To have a look more in details on what’s happening, the defintions of forward and backward are:

def forward(self, inpt, prev_output):
	'''
	Forward function of the Shortcut layer: activation of the linear combination between input

	Parameters:
		inpt        : array of shape (batch, w, h, c), first input of the layer
		prev_output : array of shape (batch, w, h, c), second input of the layer
	'''
	# assert inpt.shape == prev_output.shape

	self._out_shape = [inpt.shape, prev_output.shape]

	if inpt.shape == prev_output.shape:
		self.output = self.alpha * inpt[:] + self.beta * prev_output[:]

	else:

		# If the layer are combined the smaller one is distributed according to the
		# sample stride
		# Example:
		#
		# inpt = [[1, 1, 1, 1],        prev_output = [[1, 1],
		#         [1, 1, 1, 1],                       [1, 1]]
		#         [1, 1, 1, 1],
		#         [1, 1, 1, 1]]
		#
		# output = [[2, 1, 2, 1],
		#           [1, 1, 1, 1],
		#           [2, 1, 2, 1],
		#           [1, 1, 1, 1]]

		if (self.ix, self.iy, self.kx) is (None, None, None):
			self._stride_index(inpt.shape, prev_output.shape)

		self.output = inpt.copy()
		self.output[:, ix, jx, kx] = self.alpha * self.outpu[:, ix, jx, kx] + self.beta * prev_output[:, iy, jy, ky]


	self.output = self.activation(self.output)
	self.delta = np.zeros(shape=self.out_shape, dtype=float)

If the shapes of the two inputs are identical, then the output is the simple linear combinations of the two. If that’s not the case, the function _stride_index computes the indices (for both inputs) which corresponding positions will be combined togheter.

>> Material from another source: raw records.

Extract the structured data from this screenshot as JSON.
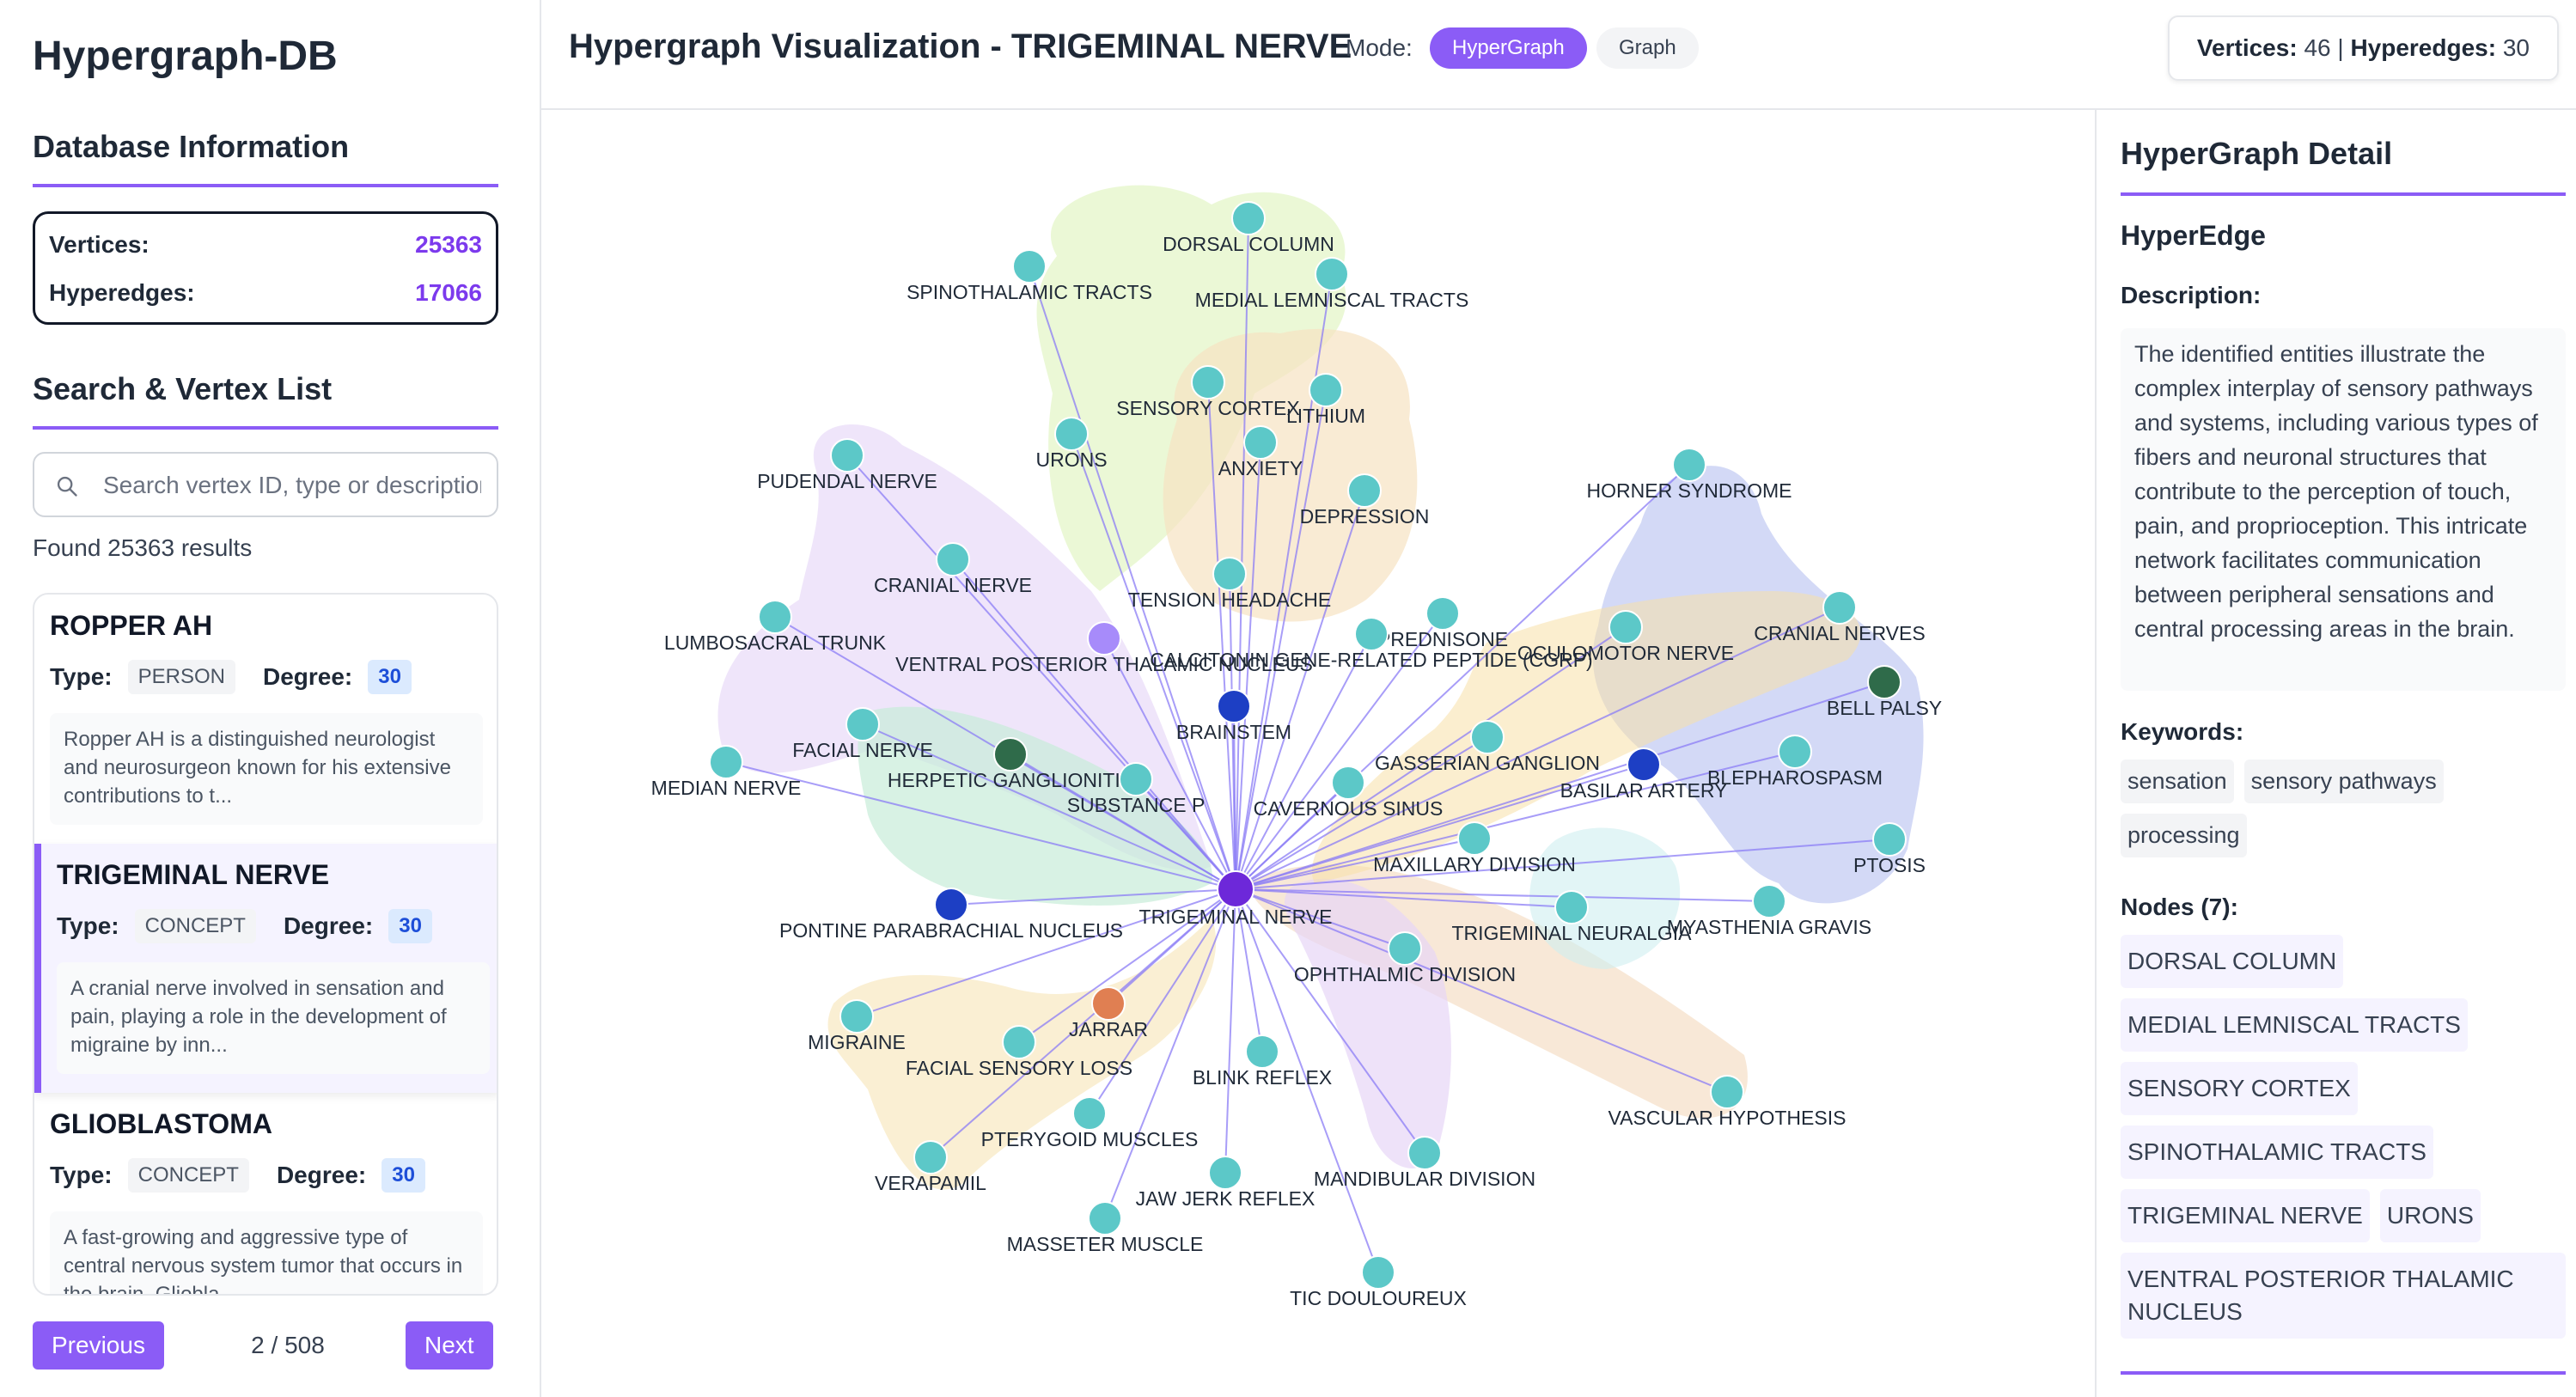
{
  "app": {
    "title": "Hypergraph-DB"
  },
  "database": {
    "title": "Database Information",
    "vertices_label": "Vertices:",
    "vertices_value": "25363",
    "hyperedges_label": "Hyperedges:",
    "hyperedges_value": "17066"
  },
  "search": {
    "title": "Search & Vertex List",
    "placeholder": "Search vertex ID, type or description",
    "found_text": "Found 25363 results"
  },
  "vertex_list": [
    {
      "name": "ROPPER AH",
      "type_label": "Type:",
      "type": "PERSON",
      "degree_label": "Degree:",
      "degree": "30",
      "description": "Ropper AH is a distinguished neurologist and neurosurgeon known for his extensive contributions to t..."
    },
    {
      "name": "TRIGEMINAL NERVE",
      "type_label": "Type:",
      "type": "CONCEPT",
      "degree_label": "Degree:",
      "degree": "30",
      "description": "A cranial nerve involved in sensation and pain, playing a role in the development of migraine by inn..."
    },
    {
      "name": "GLIOBLASTOMA",
      "type_label": "Type:",
      "type": "CONCEPT",
      "degree_label": "Degree:",
      "degree": "30",
      "description": "A fast-growing and aggressive type of central nervous system tumor that occurs in the brain. Gliobla..."
    }
  ],
  "pagination": {
    "previous": "Previous",
    "next": "Next",
    "page_info": "2 / 508"
  },
  "header": {
    "title": "Hypergraph Visualization - TRIGEMINAL NERVE",
    "mode_label": "Mode:",
    "mode_hypergraph": "HyperGraph",
    "mode_graph": "Graph",
    "stats_vertices_label": "Vertices:",
    "stats_vertices": "46",
    "stats_sep": "|",
    "stats_hyperedges_label": "Hyperedges:",
    "stats_hyperedges": "30"
  },
  "detail": {
    "title": "HyperGraph Detail",
    "subtitle": "HyperEdge",
    "description_label": "Description:",
    "description": "The identified entities illustrate the complex interplay of sensory pathways and systems, including various types of fibers and neuronal structures that contribute to the perception of touch, pain, and proprioception. This intricate network facilitates communication between peripheral sensations and central processing areas in the brain.",
    "keywords_label": "Keywords:",
    "keywords": [
      "sensation",
      "sensory pathways",
      "processing"
    ],
    "nodes_label": "Nodes (7):",
    "nodes": [
      "DORSAL COLUMN",
      "MEDIAL LEMNISCAL TRACTS",
      "SENSORY CORTEX",
      "SPINOTHALAMIC TRACTS",
      "TRIGEMINAL NERVE",
      "URONS",
      "VENTRAL POSTERIOR THALAMIC NUCLEUS"
    ]
  },
  "graph": {
    "colors": {
      "teal": "#5cc8c8",
      "center": "#6d28d9",
      "blue": "#1d3fc4",
      "green": "#2f6b4a",
      "lavender": "#a78bfa",
      "orange": "#e07f52",
      "edge": "#8b7cf6"
    },
    "nodes": [
      {
        "label": "TRIGEMINAL NERVE",
        "kind": "center"
      },
      {
        "label": "DORSAL COLUMN",
        "kind": "teal"
      },
      {
        "label": "SPINOTHALAMIC TRACTS",
        "kind": "teal"
      },
      {
        "label": "MEDIAL LEMNISCAL TRACTS",
        "kind": "teal"
      },
      {
        "label": "SENSORY CORTEX",
        "kind": "teal"
      },
      {
        "label": "URONS",
        "kind": "teal"
      },
      {
        "label": "LITHIUM",
        "kind": "teal"
      },
      {
        "label": "ANXIETY",
        "kind": "teal"
      },
      {
        "label": "DEPRESSION",
        "kind": "teal"
      },
      {
        "label": "PUDENDAL NERVE",
        "kind": "teal"
      },
      {
        "label": "HORNER SYNDROME",
        "kind": "teal"
      },
      {
        "label": "CRANIAL NERVE",
        "kind": "teal"
      },
      {
        "label": "TENSION HEADACHE",
        "kind": "teal"
      },
      {
        "label": "LUMBOSACRAL TRUNK",
        "kind": "teal"
      },
      {
        "label": "PREDNISONE",
        "kind": "teal"
      },
      {
        "label": "OCULOMOTOR NERVE",
        "kind": "teal"
      },
      {
        "label": "CRANIAL NERVES",
        "kind": "teal"
      },
      {
        "label": "VENTRAL POSTERIOR THALAMIC NUCLEUS",
        "kind": "lavender"
      },
      {
        "label": "CALCITONIN GENE-RELATED PEPTIDE (CGRP)",
        "kind": "teal"
      },
      {
        "label": "BELL PALSY",
        "kind": "green"
      },
      {
        "label": "FACIAL NERVE",
        "kind": "teal"
      },
      {
        "label": "BRAINSTEM",
        "kind": "blue"
      },
      {
        "label": "GASSERIAN GANGLION",
        "kind": "teal"
      },
      {
        "label": "MEDIAN NERVE",
        "kind": "teal"
      },
      {
        "label": "HERPETIC GANGLIONITIS",
        "kind": "green"
      },
      {
        "label": "SUBSTANCE P",
        "kind": "teal"
      },
      {
        "label": "CAVERNOUS SINUS",
        "kind": "teal"
      },
      {
        "label": "BASILAR ARTERY",
        "kind": "blue"
      },
      {
        "label": "BLEPHAROSPASM",
        "kind": "teal"
      },
      {
        "label": "MAXILLARY DIVISION",
        "kind": "teal"
      },
      {
        "label": "PTOSIS",
        "kind": "teal"
      },
      {
        "label": "PONTINE PARABRACHIAL NUCLEUS",
        "kind": "blue"
      },
      {
        "label": "TRIGEMINAL NEURALGIA",
        "kind": "teal"
      },
      {
        "label": "MYASTHENIA GRAVIS",
        "kind": "teal"
      },
      {
        "label": "OPHTHALMIC DIVISION",
        "kind": "teal"
      },
      {
        "label": "MIGRAINE",
        "kind": "teal"
      },
      {
        "label": "JARRAR",
        "kind": "orange"
      },
      {
        "label": "FACIAL SENSORY LOSS",
        "kind": "teal"
      },
      {
        "label": "BLINK REFLEX",
        "kind": "teal"
      },
      {
        "label": "VASCULAR HYPOTHESIS",
        "kind": "teal"
      },
      {
        "label": "PTERYGOID MUSCLES",
        "kind": "teal"
      },
      {
        "label": "VERAPAMIL",
        "kind": "teal"
      },
      {
        "label": "JAW JERK REFLEX",
        "kind": "teal"
      },
      {
        "label": "MANDIBULAR DIVISION",
        "kind": "teal"
      },
      {
        "label": "MASSETER MUSCLE",
        "kind": "teal"
      },
      {
        "label": "TIC DOULOUREUX",
        "kind": "teal"
      }
    ]
  }
}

def backward(self, delta, prev_delta):
	'''
	Backward function of the Shortcut layer

	Parameters:
		delta      : array of shape (batch, w, h, c), first delta to be backpropagated
		delta_prev : array of shape (batch, w, h, c), second delta to be backporpagated

	'''

	# derivatives of the activation funtion w.r.t. to input
	self.delta *= self.gradient(self.output)

	delta[:]   += self.delta * self.alpha

	if (self.ix, self.iy, self.kx) is (None, None, None): # same shapes
		prev_delta[:] += self.delta[:] * self.beta

	else: # different shapes
		prev_delta[:, self.ix, self.jx, self.kx] += self.beta * self.delta[:, self.iy, self.jy, self.ky]

backward makes use of the same indixes to backpropagate delta for both input layers.